Когда мы получали, скажем, двойку, становилось не по себе. Не потому, что боялись. Нет, это был не страх, а стыд, который был сильнее.
Родители всегда говорили мне, что кино и театр — очень зависимая профессия. И артист, и режиссер не могут полагаться только на себя.
Кто-то удивился, что я не стал актером. Говорили, мол, что отец мог бы меня снимать в своих фильмах. Но, во-первых, я сам не считаю себя артистом. А во-вторых, Георгий Шенгелая снимал только тех, кого считал нужным. Да и мне самому не очень хотелось.

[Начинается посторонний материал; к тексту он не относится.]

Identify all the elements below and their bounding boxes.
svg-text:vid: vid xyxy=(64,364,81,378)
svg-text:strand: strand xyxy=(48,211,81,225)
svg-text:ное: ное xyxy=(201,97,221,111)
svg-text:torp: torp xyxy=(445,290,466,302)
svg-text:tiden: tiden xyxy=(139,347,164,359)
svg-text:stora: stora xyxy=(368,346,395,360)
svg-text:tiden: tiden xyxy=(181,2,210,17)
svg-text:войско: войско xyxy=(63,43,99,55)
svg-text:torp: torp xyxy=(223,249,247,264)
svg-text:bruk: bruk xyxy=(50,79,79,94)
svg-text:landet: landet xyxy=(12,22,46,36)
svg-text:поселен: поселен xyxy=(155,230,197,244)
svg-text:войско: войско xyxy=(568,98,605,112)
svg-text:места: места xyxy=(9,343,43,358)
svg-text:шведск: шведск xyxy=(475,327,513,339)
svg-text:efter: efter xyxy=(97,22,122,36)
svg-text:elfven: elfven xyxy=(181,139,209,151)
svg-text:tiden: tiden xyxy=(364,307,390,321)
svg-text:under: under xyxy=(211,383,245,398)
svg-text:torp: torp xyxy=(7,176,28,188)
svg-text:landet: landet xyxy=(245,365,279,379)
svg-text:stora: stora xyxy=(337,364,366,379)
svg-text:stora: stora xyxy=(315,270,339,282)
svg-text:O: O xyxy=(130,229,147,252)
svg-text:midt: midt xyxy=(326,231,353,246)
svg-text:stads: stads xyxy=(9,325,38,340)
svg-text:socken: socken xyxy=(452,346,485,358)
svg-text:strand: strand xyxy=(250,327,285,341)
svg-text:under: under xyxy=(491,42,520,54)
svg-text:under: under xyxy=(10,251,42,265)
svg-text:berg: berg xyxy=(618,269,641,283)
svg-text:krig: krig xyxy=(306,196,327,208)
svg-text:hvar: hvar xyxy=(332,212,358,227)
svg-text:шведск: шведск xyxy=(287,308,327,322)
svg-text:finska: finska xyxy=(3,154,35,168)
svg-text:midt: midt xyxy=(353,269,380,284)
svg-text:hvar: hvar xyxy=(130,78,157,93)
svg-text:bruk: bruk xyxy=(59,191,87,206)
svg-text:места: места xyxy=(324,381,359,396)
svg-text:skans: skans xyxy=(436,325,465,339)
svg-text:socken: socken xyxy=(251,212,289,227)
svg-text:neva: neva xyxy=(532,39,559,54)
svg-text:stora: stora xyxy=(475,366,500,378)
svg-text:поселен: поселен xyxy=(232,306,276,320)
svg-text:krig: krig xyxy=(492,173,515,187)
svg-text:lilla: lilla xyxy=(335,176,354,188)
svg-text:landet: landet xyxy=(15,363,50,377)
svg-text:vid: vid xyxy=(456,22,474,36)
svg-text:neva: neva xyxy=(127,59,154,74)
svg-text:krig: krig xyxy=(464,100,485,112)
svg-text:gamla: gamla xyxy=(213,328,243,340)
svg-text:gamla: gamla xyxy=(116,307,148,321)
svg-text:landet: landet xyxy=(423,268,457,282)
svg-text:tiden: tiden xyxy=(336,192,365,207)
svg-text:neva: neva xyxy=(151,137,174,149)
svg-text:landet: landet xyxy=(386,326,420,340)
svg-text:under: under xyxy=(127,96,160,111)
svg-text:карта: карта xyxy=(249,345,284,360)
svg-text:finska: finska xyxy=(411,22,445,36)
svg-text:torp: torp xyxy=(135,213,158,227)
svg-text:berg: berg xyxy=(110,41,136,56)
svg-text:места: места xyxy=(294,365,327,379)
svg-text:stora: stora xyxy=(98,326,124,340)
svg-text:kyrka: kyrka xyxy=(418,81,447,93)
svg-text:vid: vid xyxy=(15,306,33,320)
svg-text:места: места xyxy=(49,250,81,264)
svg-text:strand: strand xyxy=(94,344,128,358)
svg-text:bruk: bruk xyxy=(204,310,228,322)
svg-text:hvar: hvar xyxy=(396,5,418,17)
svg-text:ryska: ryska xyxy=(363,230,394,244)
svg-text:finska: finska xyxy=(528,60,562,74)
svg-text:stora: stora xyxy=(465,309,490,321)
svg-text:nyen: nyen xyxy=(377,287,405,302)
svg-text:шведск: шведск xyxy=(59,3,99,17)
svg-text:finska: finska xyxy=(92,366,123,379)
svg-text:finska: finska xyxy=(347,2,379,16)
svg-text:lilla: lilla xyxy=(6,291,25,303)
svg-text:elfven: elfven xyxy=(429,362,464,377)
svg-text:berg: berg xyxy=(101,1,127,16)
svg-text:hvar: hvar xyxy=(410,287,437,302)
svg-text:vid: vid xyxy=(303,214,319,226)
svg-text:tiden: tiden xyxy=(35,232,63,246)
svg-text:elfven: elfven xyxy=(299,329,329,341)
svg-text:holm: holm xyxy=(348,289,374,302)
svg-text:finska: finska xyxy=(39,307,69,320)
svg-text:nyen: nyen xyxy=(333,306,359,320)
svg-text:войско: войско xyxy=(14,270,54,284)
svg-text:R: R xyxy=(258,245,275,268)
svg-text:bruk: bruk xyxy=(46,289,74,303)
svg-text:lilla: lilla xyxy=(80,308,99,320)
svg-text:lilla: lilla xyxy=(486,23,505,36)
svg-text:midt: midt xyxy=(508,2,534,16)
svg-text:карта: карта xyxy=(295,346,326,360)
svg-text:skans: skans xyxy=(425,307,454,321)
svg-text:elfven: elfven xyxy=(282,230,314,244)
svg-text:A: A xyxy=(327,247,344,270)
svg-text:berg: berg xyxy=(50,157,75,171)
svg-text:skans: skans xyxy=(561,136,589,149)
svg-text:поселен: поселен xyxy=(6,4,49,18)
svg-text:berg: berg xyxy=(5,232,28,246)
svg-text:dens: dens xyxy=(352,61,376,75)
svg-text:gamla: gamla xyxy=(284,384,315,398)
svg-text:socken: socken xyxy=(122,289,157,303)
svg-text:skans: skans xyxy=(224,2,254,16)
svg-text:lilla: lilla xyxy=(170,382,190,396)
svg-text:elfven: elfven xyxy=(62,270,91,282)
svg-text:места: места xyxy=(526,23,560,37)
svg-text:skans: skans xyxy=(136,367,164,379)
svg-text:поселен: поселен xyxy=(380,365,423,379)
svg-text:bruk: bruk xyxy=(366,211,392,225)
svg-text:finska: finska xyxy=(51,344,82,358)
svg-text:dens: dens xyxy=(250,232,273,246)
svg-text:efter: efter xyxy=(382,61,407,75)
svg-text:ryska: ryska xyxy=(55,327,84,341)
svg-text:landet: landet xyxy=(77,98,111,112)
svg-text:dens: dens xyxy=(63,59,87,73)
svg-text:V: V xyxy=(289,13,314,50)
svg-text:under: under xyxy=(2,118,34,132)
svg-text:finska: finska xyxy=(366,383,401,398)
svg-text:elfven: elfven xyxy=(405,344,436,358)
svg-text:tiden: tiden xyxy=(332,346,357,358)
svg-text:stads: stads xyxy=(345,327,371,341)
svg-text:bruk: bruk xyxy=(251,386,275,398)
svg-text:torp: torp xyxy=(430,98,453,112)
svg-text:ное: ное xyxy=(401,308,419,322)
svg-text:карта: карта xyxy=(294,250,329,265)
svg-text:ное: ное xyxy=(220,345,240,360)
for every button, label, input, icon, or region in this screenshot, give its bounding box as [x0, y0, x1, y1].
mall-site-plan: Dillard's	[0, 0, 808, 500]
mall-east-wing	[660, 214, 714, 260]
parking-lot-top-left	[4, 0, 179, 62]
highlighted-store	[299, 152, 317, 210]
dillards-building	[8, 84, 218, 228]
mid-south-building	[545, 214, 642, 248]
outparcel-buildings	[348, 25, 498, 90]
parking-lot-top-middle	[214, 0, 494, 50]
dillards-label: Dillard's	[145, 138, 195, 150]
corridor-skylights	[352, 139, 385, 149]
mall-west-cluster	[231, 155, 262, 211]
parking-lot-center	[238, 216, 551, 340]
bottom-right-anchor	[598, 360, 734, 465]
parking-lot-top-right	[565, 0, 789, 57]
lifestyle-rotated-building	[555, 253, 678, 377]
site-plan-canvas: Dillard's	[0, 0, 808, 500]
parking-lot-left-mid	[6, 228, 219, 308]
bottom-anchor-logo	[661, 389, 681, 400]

Режиссерская профессия ведь на самом деле очень зависима. И сегодня, и во времена моих родителей. Надо было проталкивать сценарии. Тогда с деньгами проще было, но все равно, много проблем возникало. Вообще, если режиссер сделает хотя бы половину из того, что он хочет выразить, его фильм можно считать удачным.
А живопись — это свободная профессия: твои краски, твои кисти, твой холст.
Дедушка первый раз увидел мои рисунки, когда мне было лет пять, и сразу сказал: «Вот!» Я сам начал рисовать. Просто захотелось.
Он вообще баловал нас. Дедушка более философски ко всему относился. Понимал, что главное в жизни, а что не главное. Кстати, именно он начал собирать мои первые рисунки. Уже тогда увидел что-то. Потом и отец заметил, и мама, потому меня и направили в живопись.
Михаил мог понять, что к чему. Он же сам был очень хорошим художником и скульптором. И, наверное, что-то в моих работах разглядел. Я думаю, что существует какая-то генетическая связь.
Мои детские работы дедушка не спешил показывать своим друзьям. А вот позже, когда я уже в художественный техникум перешел, тогда уже и отец, и дед показывали мои рисунки своим коллегам, известным художникам. И получили от них какое-то одобрение.